3. Financial statements and efficiency measures



Ladies and gentlemen,



As you learned from our ad-hoc report of 5 February and our press release yesterday, we generated net

revenue of €1.93 billion in 2012. This revenue was offset by adjusted operating costs of €922 million.

This resulted in an operating profit (EBIT) of around €1.0 billion and consolidated annual net income of

€661 million.



The greatest decreases were seen in the two trading segments Xetra and Eurex: net revenue for Xetra fell

by one-fifth and for Eurex by one-tenth. As Reto Francioni already mentioned, this reflects continued

uncertainty regarding macroeconomic and regulatory developments. Accordingly, operating profit dropped

significantly.



Performance in the areas of post-trade and market data was more stable: at Clearstream, net revenue

decreased by a mere 5 percent, and Market Data and Analytics, in which we bundle our stock exchange

index and trading data business, remained virtually stable with a loss of 2 percent.

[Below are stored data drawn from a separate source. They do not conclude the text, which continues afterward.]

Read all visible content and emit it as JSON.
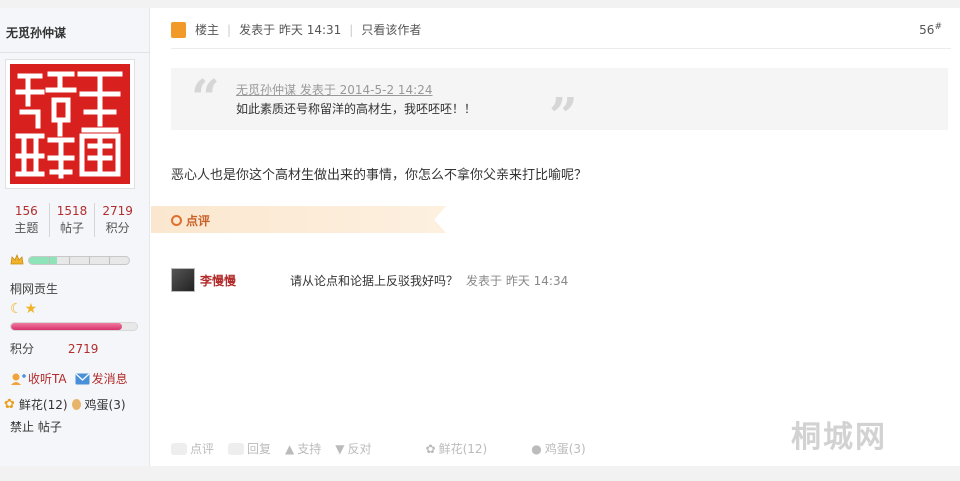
{
  "author": {
    "name": "无觅孙仲谋",
    "stats": [
      {
        "value": "156",
        "label": "主题"
      },
      {
        "value": "1518",
        "label": "帖子"
      },
      {
        "value": "2719",
        "label": "积分"
      }
    ],
    "level_progress": 0.28,
    "group_name": "桐网贡生",
    "points_label": "积分",
    "points_value": "2719",
    "points_progress": 0.88,
    "follow_label": "收听TA",
    "message_label": "发消息",
    "flowers_label": "鲜花(12)",
    "eggs_label": "鸡蛋(3)",
    "ban_label": "禁止 帖子"
  },
  "post": {
    "owner_label": "楼主",
    "posted_label": "发表于 昨天 14:31",
    "only_author_label": "只看该作者",
    "floor_number": "56",
    "floor_suffix": "#",
    "quote_meta": "无觅孙仲谋 发表于 2014-5-2 14:24",
    "quote_text": "如此素质还号称留洋的高材生，我呸呸呸！！",
    "content": "恶心人也是你这个高材生做出来的事情，你怎么不拿你父亲来打比喻呢？"
  },
  "comments": {
    "section_label": "点评",
    "items": [
      {
        "user": "李慢慢",
        "text": "请从论点和论据上反驳我好吗？",
        "time": "发表于 昨天 14:34"
      }
    ]
  },
  "actions": {
    "comment": "点评",
    "reply": "回复",
    "support": "支持",
    "oppose": "反对",
    "flowers": "鲜花(12)",
    "eggs": "鸡蛋(3)"
  },
  "watermark": "桐城网",
  "colors": {
    "accent": "#b32d2d",
    "seal": "#d8201f",
    "comment_bar": "#fbe7cf"
  }
}
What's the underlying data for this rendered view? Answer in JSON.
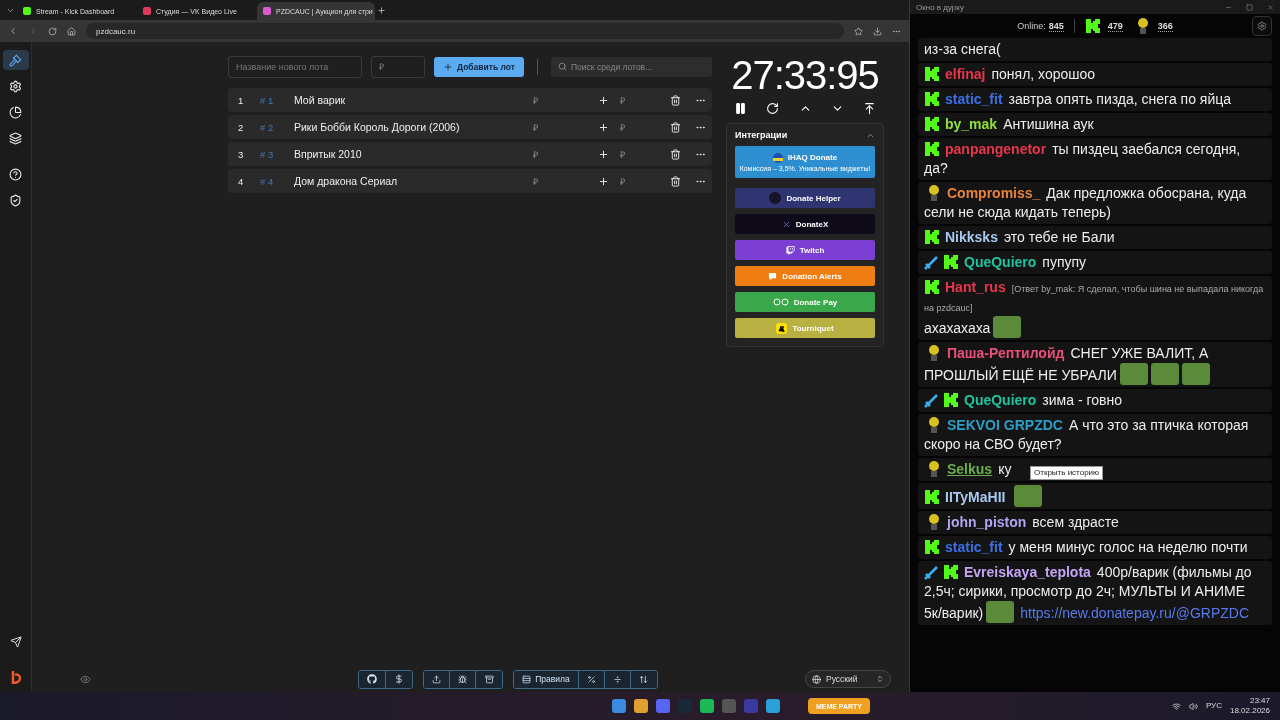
{
  "browser": {
    "tabs": [
      {
        "title": "Stream - Kick Dashboard",
        "kind": "kick",
        "selected": false
      },
      {
        "title": "Студия — VK Видео Live",
        "kind": "vk",
        "selected": false
      },
      {
        "title": "PZDCAUC | Аукцион для стри",
        "kind": "auc",
        "selected": true
      }
    ],
    "address": "pzdcauc.ru"
  },
  "sidebar": {
    "items": [
      {
        "kind": "gavel",
        "selected": true
      },
      {
        "kind": "settings",
        "selected": false
      },
      {
        "kind": "chart",
        "selected": false
      },
      {
        "kind": "layers",
        "selected": false
      },
      {
        "kind": "help",
        "selected": false
      },
      {
        "kind": "shield",
        "selected": false
      }
    ]
  },
  "lot_form": {
    "name_placeholder": "Название нового лота",
    "amount_placeholder": "₽",
    "add_button": "Добавить лот",
    "search_placeholder": "Поиск среди лотов..."
  },
  "lots": [
    {
      "index": "1",
      "tag": "# 1",
      "name": "Мой варик",
      "amount": "₽",
      "add_amount": "₽"
    },
    {
      "index": "2",
      "tag": "# 2",
      "name": "Рики Бобби Король Дороги (2006)",
      "amount": "₽",
      "add_amount": "₽"
    },
    {
      "index": "3",
      "tag": "# 3",
      "name": "Впритык 2010",
      "amount": "₽",
      "add_amount": "₽"
    },
    {
      "index": "4",
      "tag": "# 4",
      "name": "Дом дракона Сериал",
      "amount": "₽",
      "add_amount": "₽"
    }
  ],
  "timer": {
    "time": "27:33:95"
  },
  "integrations": {
    "title": "Интеграции",
    "expanded": true,
    "items": [
      {
        "kind": "featured",
        "label": "IHAQ Donate",
        "subtitle": "Комиссия – 3,5%. Уникальные виджеты!",
        "color": "#2d8fcf"
      },
      {
        "kind": "plain",
        "label": "Donate Helper",
        "color": "#2f3570"
      },
      {
        "kind": "plain",
        "label": "DonateX",
        "color": "#0e0a18"
      },
      {
        "kind": "plain",
        "label": "Twitch",
        "color": "#7b3fd4"
      },
      {
        "kind": "plain",
        "label": "Donation Alerts",
        "color": "#f07d12"
      },
      {
        "kind": "plain",
        "label": "Donate Pay",
        "color": "#3aa84a"
      },
      {
        "kind": "plain",
        "label": "Tourniquet",
        "color": "#b8b040"
      }
    ]
  },
  "toolbar": {
    "rules_button": "Правила",
    "language": "Русский"
  },
  "chat": {
    "window_title": "Окно в дурку",
    "online_label": "Online:",
    "online": "845",
    "kick_count": "479",
    "coin_count": "366",
    "messages": [
      {
        "text": "из-за снега("
      },
      {
        "badges": [
          {
            "kind": "kick"
          }
        ],
        "user": "elfinaj",
        "color": "#e8364a",
        "text": "понял, хорошоо"
      },
      {
        "badges": [
          {
            "kind": "kick"
          }
        ],
        "user": "static_fit",
        "color": "#3b6fe6",
        "text": "завтра опять пизда, снега по яйца"
      },
      {
        "badges": [
          {
            "kind": "kick"
          }
        ],
        "user": "by_mak",
        "color": "#8fe23a",
        "text": "Антишина аук"
      },
      {
        "badges": [
          {
            "kind": "kick"
          }
        ],
        "user": "panpangenetor",
        "color": "#e8364a",
        "text": "ты пиздец заебался сегодня, да?"
      },
      {
        "badges": [
          {
            "kind": "coin"
          }
        ],
        "user": "Compromiss_",
        "color": "#e8843a",
        "text": "Дак предложка обосрана, куда сели не сюда кидать теперь)"
      },
      {
        "badges": [
          {
            "kind": "kick"
          }
        ],
        "user": "Nikksks",
        "color": "#a8c8f0",
        "text": "это тебе не Бали"
      },
      {
        "badges": [
          {
            "kind": "sword"
          },
          {
            "kind": "kick"
          }
        ],
        "user": "QueQuiero",
        "color": "#1fc4a0",
        "text": "пупупу"
      },
      {
        "badges": [
          {
            "kind": "kick"
          }
        ],
        "user": "Hant_rus",
        "color": "#e8364a",
        "reply": "[Ответ by_mak: Я сделал, чтобы шина не выпадала никогда на pzdcauc]",
        "text": "ахахахаха",
        "emotes": [
          {
            "kind": "image"
          }
        ]
      },
      {
        "badges": [
          {
            "kind": "coin"
          }
        ],
        "user": "Паша-Рептилойд",
        "color": "#e8507a",
        "text": "СНЕГ УЖЕ ВАЛИТ, А ПРОШЛЫЙ ЕЩЁ НЕ УБРАЛИ",
        "emotes": [
          {
            "kind": "image"
          },
          {
            "kind": "image"
          },
          {
            "kind": "image"
          }
        ]
      },
      {
        "badges": [
          {
            "kind": "sword"
          },
          {
            "kind": "kick"
          }
        ],
        "user": "QueQuiero",
        "color": "#1fc4a0",
        "text": "зима - говно"
      },
      {
        "badges": [
          {
            "kind": "coin"
          }
        ],
        "user": "SEKVOI GRPZDC",
        "color": "#2aa0c8",
        "text": "А что это за птичка которая скоро на СВО будет?"
      },
      {
        "badges": [
          {
            "kind": "coin"
          }
        ],
        "user": "Selkus",
        "color": "#6ab04c",
        "text": "ку",
        "tooltip": "Открыть историю"
      },
      {
        "badges": [
          {
            "kind": "kick"
          }
        ],
        "user": "IITyMaHII",
        "color": "#a8c8f0",
        "emotes": [
          {
            "kind": "image"
          }
        ]
      },
      {
        "badges": [
          {
            "kind": "coin"
          }
        ],
        "user": "john_piston",
        "color": "#b4a4f4",
        "text": "всем здрасте"
      },
      {
        "badges": [
          {
            "kind": "kick"
          }
        ],
        "user": "static_fit",
        "color": "#3b6fe6",
        "text": "у меня минус голос на неделю почти"
      },
      {
        "badges": [
          {
            "kind": "sword"
          },
          {
            "kind": "kick"
          }
        ],
        "user": "Evreiskaya_teplota",
        "color": "#c4a4f4",
        "text": "400р/варик (фильмы до 2,5ч; сирики, просмотр до 2ч; МУЛЬТЫ И АНИМЕ 5к/варик)",
        "emotes": [
          {
            "kind": "image"
          }
        ],
        "link": "https://new.donatepay.ru/@GRPZDC"
      }
    ]
  },
  "taskbar": {
    "widget": "MEME PARTY",
    "language": "РУС",
    "time": "23:47",
    "date": "18.02.2026"
  }
}
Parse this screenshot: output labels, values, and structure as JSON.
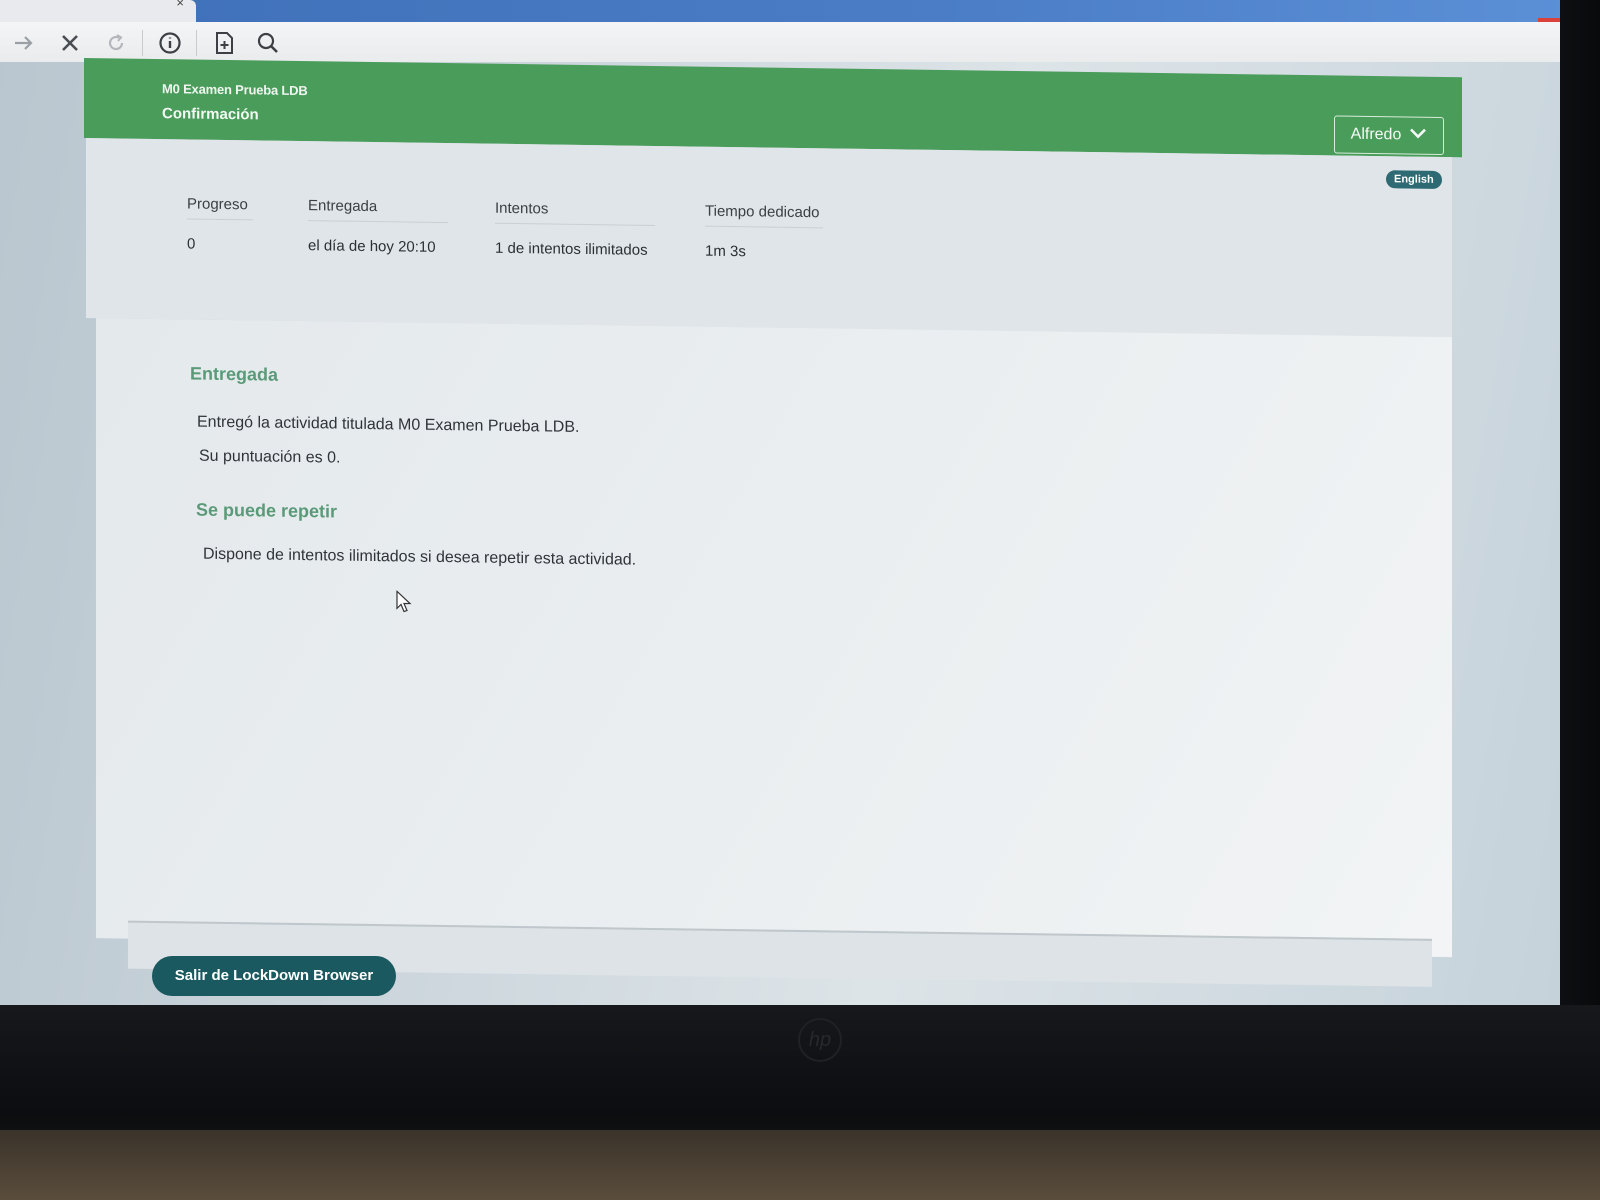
{
  "browser": {
    "tab_close": "×",
    "window_close": "×",
    "toolbar": {
      "forward_icon": "arrow-right-icon",
      "stop_icon": "close-icon",
      "reload_icon": "reload-icon",
      "info_icon": "info-icon",
      "page_icon": "add-page-icon",
      "search_icon": "search-icon"
    }
  },
  "header": {
    "course": "M0 Examen Prueba LDB",
    "title": "Confirmación",
    "user": "Alfredo",
    "accent": "#4a9c5a"
  },
  "language": {
    "label": "English"
  },
  "stats": [
    {
      "label": "Progreso",
      "value": "0"
    },
    {
      "label": "Entregada",
      "value": "el día de hoy 20:10"
    },
    {
      "label": "Intentos",
      "value": "1 de intentos ilimitados"
    },
    {
      "label": "Tiempo dedicado",
      "value": "1m 3s"
    }
  ],
  "content": {
    "submitted_heading": "Entregada",
    "submitted_line1": "Entregó la actividad titulada M0 Examen Prueba LDB.",
    "submitted_line2": "Su puntuación es 0.",
    "repeat_heading": "Se puede repetir",
    "repeat_line": "Dispone de intentos ilimitados si desea repetir esta actividad."
  },
  "footer": {
    "exit_button": "Salir de LockDown Browser",
    "exit_color": "#19595f"
  },
  "device": {
    "logo": "hp"
  }
}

The relatively slight decrease at Clearstream compared with other business – not only ours, but also stock

exchanges worldwide – is worth noting. This is because the low interest rate policy of the European

Central Bank, which is motivated by economic policy, has led to our net interest income falling by one-

third to just €52 million. Also, as a result of this policy, market participants have very little incentive at

the moment to take advantage of our additional services in the custody business – such as secured

money market transactions.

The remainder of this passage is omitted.